The study found that a high dose of capsaicin, the chemical in hot peppers that makes eyes water and mouths sting, applied through a skin patch can be surprisingly effective in relieving postherpetic neuralgia, the debilitating nerve pain that is frequently a complication of shingles.

The study involved 402 patients at 55 research centers in the United States, including the University of Wisconsin School of Medicine and Public Health. Results were published in the December edition of The Lancet-Neurology. 

Tests of the skin patch found that about 40 percent of sufferers experienced pain relief that lasted up to three months. "We were surprised at the long term pain relief,'' Dr. Miroslav Backonja, a professor of neurology at SMPH and the study's lead author, said in a press release. "People had pain relief for up to 12 weeks from a patch that was applied for an hour."

Shingles occur when the herpes zoster virus, which also causes childhood chickenpox, becomes active again after lurking dormant for years and even decades in the nerve roots. The virus can damage the nerves and cause blisters, often on the body and head. Pain can persist months and even years after the rash disappears.

Sufferers describe the pain as excruciating burning and itching. In one extreme case reported in a scientific journal, a patient scratched through her skull into her brain. One of UW neurologist Backonja's patients quit her job because the rash on her back was so sensitive she couldn't wear clothing.

Still, Backonja said he was concerned that no one would want to participate in the trial because of the strength of the capsaicin. Topical capsaicin cream, which is sold over the counter as a remedy for arthritis pain, contains concentrations of 0.025 percent to 0.075 percent. The eight percent concentration used in the trial is more than a hundred times stronger.

"My first concern was that nobody would be able to tolerate it. I was flabbergasted how well they did,'' Backonja said.

Patients had their skin numbed with a cream before the patch was applied. Some were also given oral pain medicine for the pain caused by treatment.

While shingles tend to disappear quickly in younger patients, Backonja said that more than 40 percent of people older than 65 years who have an outbreak of the blisters would develop the painful neuralgia that can follow. "This is a problem that plagues the elderly, and this is becoming a health care problem because that is the most rapidly growing segment of the population," he said.

Backonja said capsaicin may work by "pruning back" damaged endings of nerve cells. "What we think happens is that the virus damages the nerve endings, and these damaged nerve endings are like live wires,'' Backonja said. "If you 'prune them back', they stop short-circuiting."

Capsaicin is known to use the same pathways the nerves use to conduct the sense of heat, which is probably why spicy salsa makes you feel warm all over.

So could simply eating a lot of hot peppers ease symptoms, too?

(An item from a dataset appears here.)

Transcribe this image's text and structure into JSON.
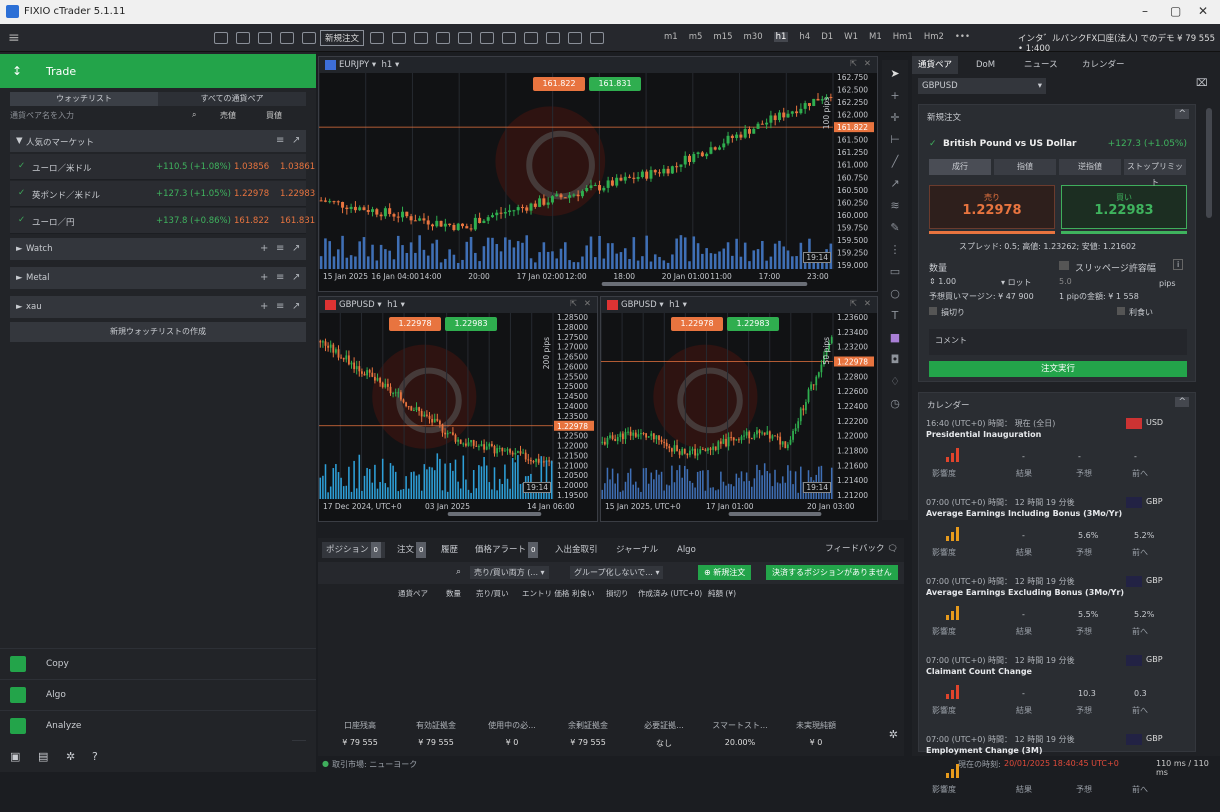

Maybe. Backonja said he once had a patient who treated his shingles by downing lots of hot salsa. But the patches, Backonja said, will be more effective. Plus they are a topical treatment, which means doctors don't have to worry about interactions with other drugs when prescribing them.

NeurogesX, a California company that is hoping for FDA approval of the shingles patch, financed the study. The company says it expects European Union approval in early 2009, and that the FDA will begin reviewing the drug for U.S. approval late in 2009.